'Amadeus' plays with musical genius, and strikes wrong chord
| Boston
In Rod Serling's ''Requiem for a Heavyweight,'' desperate men connive to turn a great champion, who can no longer fight for himself, into a fake wrestler, all dressed up as an Indian chief and whooping around the ring. Then people cheer at his shame.
Now we see a champion of the human spirit, Wolfgang Amadeus Mozart, dressed up (no doubt by men of high ideals and good intentions) and paraded before us as ''an obscene child,'' a mechanical scribbler with no dignity.
One might be content to let the movie, ''Amadeus,'' pass among us as another in a long line of questionable entertainments. Film critics have, quite rightly, examined it for its artistic merits. But the issues go beyond a good or bad film.

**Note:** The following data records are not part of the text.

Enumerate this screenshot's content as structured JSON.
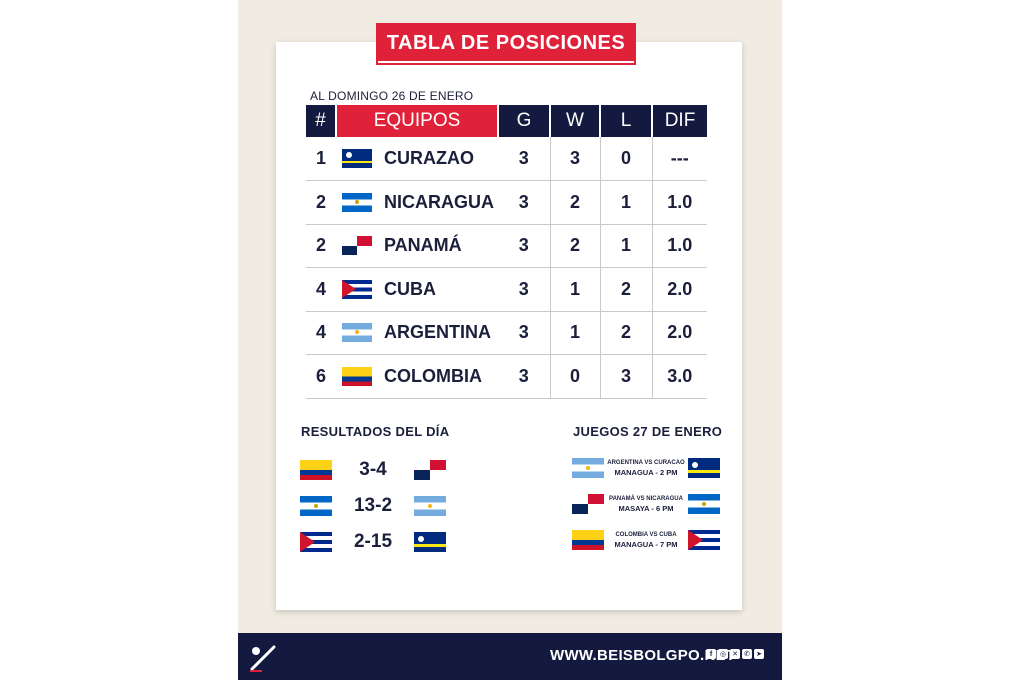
{
  "header": {
    "title": "TABLA DE POSICIONES",
    "as_of": "AL DOMINGO 26 DE ENERO"
  },
  "standings": {
    "columns": [
      "#",
      "EQUIPOS",
      "G",
      "W",
      "L",
      "DIF"
    ],
    "rows": [
      {
        "rank": "1",
        "team": "CURAZAO",
        "flag": "curazao",
        "g": "3",
        "w": "3",
        "l": "0",
        "dif": "---"
      },
      {
        "rank": "2",
        "team": "NICARAGUA",
        "flag": "nicaragua",
        "g": "3",
        "w": "2",
        "l": "1",
        "dif": "1.0"
      },
      {
        "rank": "2",
        "team": "PANAMÁ",
        "flag": "panama",
        "g": "3",
        "w": "2",
        "l": "1",
        "dif": "1.0"
      },
      {
        "rank": "4",
        "team": "CUBA",
        "flag": "cuba",
        "g": "3",
        "w": "1",
        "l": "2",
        "dif": "2.0"
      },
      {
        "rank": "4",
        "team": "ARGENTINA",
        "flag": "argentina",
        "g": "3",
        "w": "1",
        "l": "2",
        "dif": "2.0"
      },
      {
        "rank": "6",
        "team": "COLOMBIA",
        "flag": "colombia",
        "g": "3",
        "w": "0",
        "l": "3",
        "dif": "3.0"
      }
    ]
  },
  "results": {
    "title": "RESULTADOS DEL DÍA",
    "items": [
      {
        "home_flag": "colombia",
        "score": "3-4",
        "away_flag": "panama"
      },
      {
        "home_flag": "nicaragua",
        "score": "13-2",
        "away_flag": "argentina"
      },
      {
        "home_flag": "cuba",
        "score": "2-15",
        "away_flag": "curazao"
      }
    ]
  },
  "games": {
    "title": "JUEGOS 27 DE ENERO",
    "items": [
      {
        "left_flag": "argentina",
        "match": "ARGENTINA VS CURACAO",
        "venue": "MANAGUA - 2 PM",
        "right_flag": "curazao"
      },
      {
        "left_flag": "panama",
        "match": "PANAMÁ VS NICARAGUA",
        "venue": "MASAYA - 6 PM",
        "right_flag": "nicaragua"
      },
      {
        "left_flag": "colombia",
        "match": "COLOMBIA VS CUBA",
        "venue": "MANAGUA - 7 PM",
        "right_flag": "cuba"
      }
    ]
  },
  "footer": {
    "site": "WWW.BEISBOLGPO.NET",
    "social_icons": [
      "facebook-icon",
      "instagram-icon",
      "x-icon",
      "whatsapp-icon",
      "telegram-icon"
    ]
  },
  "colors": {
    "navy": "#141a3f",
    "red": "#e0213a",
    "background": "#f1ece2"
  }
}
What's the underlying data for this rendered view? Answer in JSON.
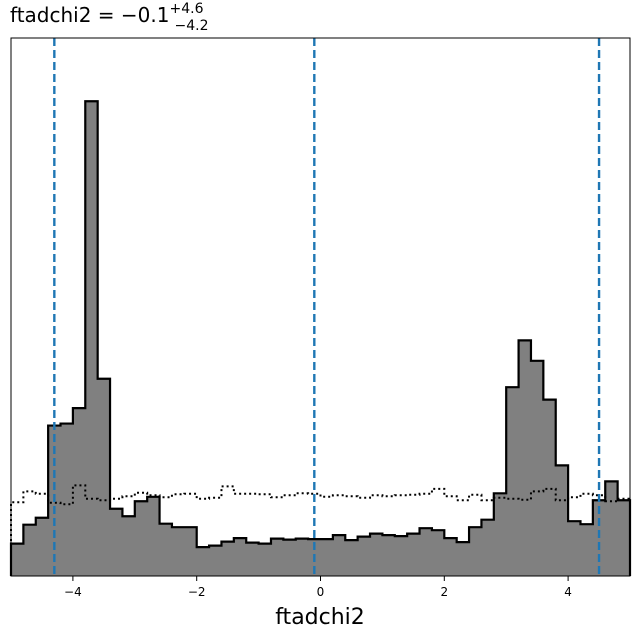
{
  "chart_data": {
    "type": "histogram",
    "title": {
      "prefix": "ftadchi2 = ",
      "median": "−0.1",
      "upper": "+4.6",
      "lower": "−4.2"
    },
    "xlabel": "ftadchi2",
    "ylabel": "",
    "xlim": [
      -5,
      5
    ],
    "ylim": [
      0,
      1.08
    ],
    "xticks": [
      -4,
      -2,
      0,
      2,
      4
    ],
    "xtick_labels": [
      "−4",
      "−2",
      "0",
      "2",
      "4"
    ],
    "show_yticks": false,
    "grid": false,
    "bin_edges": [
      -5.0,
      -4.8,
      -4.6,
      -4.4,
      -4.2,
      -4.0,
      -3.8,
      -3.6,
      -3.4,
      -3.2,
      -3.0,
      -2.8,
      -2.6,
      -2.4,
      -2.2,
      -2.0,
      -1.8,
      -1.6,
      -1.4,
      -1.2,
      -1.0,
      -0.8,
      -0.6,
      -0.4,
      -0.2,
      0.0,
      0.2,
      0.4,
      0.6,
      0.8,
      1.0,
      1.2,
      1.4,
      1.6,
      1.8,
      2.0,
      2.2,
      2.4,
      2.6,
      2.8,
      3.0,
      3.2,
      3.4,
      3.6,
      3.8,
      4.0,
      4.2,
      4.4,
      4.6,
      4.8,
      5.0
    ],
    "posterior_counts": [
      0.065,
      0.103,
      0.117,
      0.302,
      0.306,
      0.337,
      0.953,
      0.396,
      0.135,
      0.12,
      0.15,
      0.159,
      0.105,
      0.098,
      0.098,
      0.058,
      0.061,
      0.069,
      0.076,
      0.067,
      0.065,
      0.075,
      0.073,
      0.075,
      0.074,
      0.074,
      0.082,
      0.072,
      0.079,
      0.085,
      0.082,
      0.08,
      0.085,
      0.096,
      0.092,
      0.076,
      0.068,
      0.098,
      0.113,
      0.166,
      0.379,
      0.473,
      0.432,
      0.354,
      0.222,
      0.11,
      0.104,
      0.152,
      0.19,
      0.152
    ],
    "prior_counts": [
      0.148,
      0.17,
      0.165,
      0.147,
      0.144,
      0.182,
      0.155,
      0.152,
      0.155,
      0.16,
      0.167,
      0.162,
      0.158,
      0.164,
      0.165,
      0.155,
      0.157,
      0.18,
      0.165,
      0.165,
      0.164,
      0.158,
      0.162,
      0.166,
      0.165,
      0.159,
      0.162,
      0.16,
      0.157,
      0.162,
      0.16,
      0.162,
      0.163,
      0.165,
      0.175,
      0.16,
      0.152,
      0.163,
      0.152,
      0.157,
      0.155,
      0.153,
      0.17,
      0.175,
      0.152,
      0.158,
      0.165,
      0.162,
      0.15,
      0.155
    ],
    "quantile_lines": [
      -4.3,
      -0.1,
      4.5
    ],
    "colors": {
      "posterior_fill": "#808080",
      "posterior_edge": "#000000",
      "prior_line": "#000000",
      "quantile_line": "#1f77b4"
    }
  }
}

* Playwright Peter Shaffer's image of Mozart as a shallow, sexually obsessed case of arrested development, for instance, does violence to history.
No musical scholar I have spoken to takes this picture of Mozart seriously. They point to his letters, which yield - aside from the scatological asides the film has ballooned out of proportion - a wealth of humanity and depth of character. They see in him an uncommon chronicler of the human spirit.
It gives no relief to pardon the charade by saying that we are seeing Mozart through Salieri's green eyes. A woman was heard, saying, as she left a performance of the play here last season, ''I guess that's what he was like.'' Well, it's not what he was like.
* Along with the picture of Mozart as God's copyist, the film gives us wholesale misconceptions about genius.
Beethoven once said that musical ideas came to him so clearly he could almost reach out and grasp them with his hand. His genius, and that of Mozart's, however, had as much to do with the laborious development of these ideas as it did with the reception of them.
Shaffer ignores mounting evidence, especially in later manuscripts, that Mozart painstakingly worked out musical problems, sometimes with great mental struggle. The longer he wrote, the more insight and depth his work showed.
* At the same time that the movie takes Mozart's music away from him and gives it to an uncertain god, it gives the rest of us the bread of mediocriy to eat.
''How lucky to be used up like (Mozart),'' Shaffer wrote in the New York Times, ''rather than, as most of us are, by the trillion trivialities which whittle us away into dust.'' Interestingly enough, the clearest refutation of this bleak statement comes in Mozart's own work.
Bruno Walter once said that Mozart's music ''speaks to anyone with a human heart.'' And the reason, obvious to anyone who listens to that music for very long, is that his music illuminates the stuff that is in the human heart.
To listen to it is to be exalted.
Quite the opposite of the effect one gets from this grossly inaccurate film.